Odds 'n' Sods of Information and Opinion

Steroidal beaver

Angler’s often talk about there encounters with beavers, so here’s my version of a run-in with “Johnny Canuck”. The beaver has a reputation for being industrious, tireless, passive, nice, but a bit dimwitted. Let’s just say that the fellow I met up with came under the heading of “None of the Above.”

Late in the summer, I was fishing Duffins Creek, a nice stretch of water just east of Toronto. It gets a fairly heavy steelhead run so the stream ends up full of young steelhead. Some may reach as much as eight or nine inches and a few bigger ones hang around as residents, so they are a bunch of fun on a two or three weight. It’s a tiny, little stream where you fish for tiny, little fish using only tiny, little flies on a tiny, little rod, or so I thought.

Now, I don’t know how many of you are familiar with young steelhead, but they are the most voracious little buggers. Toss anything near them that looks remotely edible and they are scrapping with each other to get there first, hardly the behaviour that their older siblings display. They also seem to school up a bit, usually a small group of them congregating in a good feeding spot and splashing about as they chase whatever.

As I waded from one riffle to another, I spotted a group rising fairly regularly. There wasn’t any particular hatch happening though there were the odd caddis rising, a few BWOs in the air, and a few floating, dead spent spinners. I think they were going after anything that drifted by. I had tied on a size 18 ‘something or other’ for no particular reason and had already taken a few. I spotted a bunch of rises on the other side of a low foot bridge, not high enough to walk my 5’ 7” under upright, so I remained on the other side and casted under it side-arm. I took a couple of little rainbows, then I suppose in response to the commotion, the rest of the pack edged away, further upstream.

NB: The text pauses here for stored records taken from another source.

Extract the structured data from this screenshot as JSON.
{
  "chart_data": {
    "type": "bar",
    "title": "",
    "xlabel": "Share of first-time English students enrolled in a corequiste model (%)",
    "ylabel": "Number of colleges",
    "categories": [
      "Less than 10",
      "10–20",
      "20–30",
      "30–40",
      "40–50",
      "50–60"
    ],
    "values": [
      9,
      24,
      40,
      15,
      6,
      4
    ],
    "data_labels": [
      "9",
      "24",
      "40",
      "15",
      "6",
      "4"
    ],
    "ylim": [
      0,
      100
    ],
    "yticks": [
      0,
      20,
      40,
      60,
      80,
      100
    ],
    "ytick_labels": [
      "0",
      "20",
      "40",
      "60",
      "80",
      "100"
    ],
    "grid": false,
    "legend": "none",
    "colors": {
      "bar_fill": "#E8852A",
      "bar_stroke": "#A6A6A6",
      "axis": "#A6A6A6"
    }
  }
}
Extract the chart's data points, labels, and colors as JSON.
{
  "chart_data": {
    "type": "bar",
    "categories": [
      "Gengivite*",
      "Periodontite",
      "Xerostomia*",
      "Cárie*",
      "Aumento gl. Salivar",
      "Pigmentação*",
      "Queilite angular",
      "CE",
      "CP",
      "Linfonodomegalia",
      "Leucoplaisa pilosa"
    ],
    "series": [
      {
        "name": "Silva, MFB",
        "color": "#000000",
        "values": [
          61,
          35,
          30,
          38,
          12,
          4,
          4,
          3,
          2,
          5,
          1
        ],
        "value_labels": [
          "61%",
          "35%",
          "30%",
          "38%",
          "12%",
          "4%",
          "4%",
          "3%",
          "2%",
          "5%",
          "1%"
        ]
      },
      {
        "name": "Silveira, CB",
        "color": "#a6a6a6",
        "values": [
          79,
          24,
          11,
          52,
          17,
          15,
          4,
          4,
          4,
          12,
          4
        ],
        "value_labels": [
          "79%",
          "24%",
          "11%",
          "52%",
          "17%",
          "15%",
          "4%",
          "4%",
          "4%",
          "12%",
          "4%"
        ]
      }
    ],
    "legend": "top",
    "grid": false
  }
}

As I walked under the bridge to pursue the retreating ‘bows, a huge, black, torpedo shaped thing shot through the water in front of me, heading for the opposite bank. Now, I’m not the type to startle, but that did make me sit up and take notice. When I go fishing with my French-Canadian brother-in-law, he usually disparagingly refers to the fish that I catch as “la baleine de crik” or creek whales. Well, I thought I had just seen the real thing. As it slowed down to turn, I recognized as a huge male beaver. This massive rodent proceeded to swim in an agitated fashion between a long, thin partially submerged tree trunk and the undercut bank, obviously disturbed by my presence. To mollify him I figured I’d pretend to ignore him and started casting to the trout that were still rising oblivious to this little drama. Then an unexpected thing occurred. The beaver stopped swimming in circles, glided up to the log, rested his chin on it and proceeded to watch me cast. Obviously, my casting technique wasn’t impressing him, but he was fascinated by the fly and followed its every movement.

The little trout finally got bored with my fly so I waded up further to the next bend, to cast along a curving seam. The trout may have become bored, but not the beaver. He wasn’t through with my fly or me. He promptly charged right past me into the seam after the fly. I yanked it out, caught it, and waited for him to leave. He didn’t. Up waded up to the next pool, tried again. In he splashed. Two more pools, same result. I’d never catch anything with this big, ugly bugger charging into every pool.

Then I made the Big Mistake. I stepped over his dam, into HIS turf. All hell broke loose. He charged around, tail slapping, snorting, swimming around me, glaring at me with those glistening black hamster-like eyes. You must realize, they have big front teeth that do a good imitation of a chainsaw and I was wearing tree-coloured waders. Discretion overwhelmed valour as I climbed out of his pool with my dignity and waders intact.

If I were ever going to get any fishing in, I’d have to shake this persistent, steroidal rodent. I slogged it up the bank about 50 yards or so, looked back and Mr. Beaver was nowhere in sight. I picked out a pretty little bend in the creek, with a nice seam that ran down to a very large pile of driftwood. To fish it, I repeated the same pattern with each cast, flick out to the head of the seam, get a nice drag free drift along the inside of the bend, then pull out just before the fly disappeared under the logjam.

After a dozen casts or so, I plucked out a couple of eight inchers, and was getting ready to move on. Just one more cast. Same routine, flick out, drift down, and . . . just as my fly reached the logs, a big black nose emerged from underneath the pile and intercepted my fly. We all know how fast the human mind can operate in a crisis. I did instant calculations on my chances of landing a 30+ lb. beaver on a seven foot, two weight, on 7X tippet, then calculated the odds of being able to remove the fly while keeping my fingers intact. With the calculations coming up craps, I yanked my fly clear of his nose. Fortunately, Mr. Beaver was more curious than hungry so I never did get to test my chances. Curiosity and honour satisfied, he swam away, leaving me to reduce my pulse rate and gather my breath. I have had plenty of refusals from trout, but that was my first from a beaver, and hopefully, the last.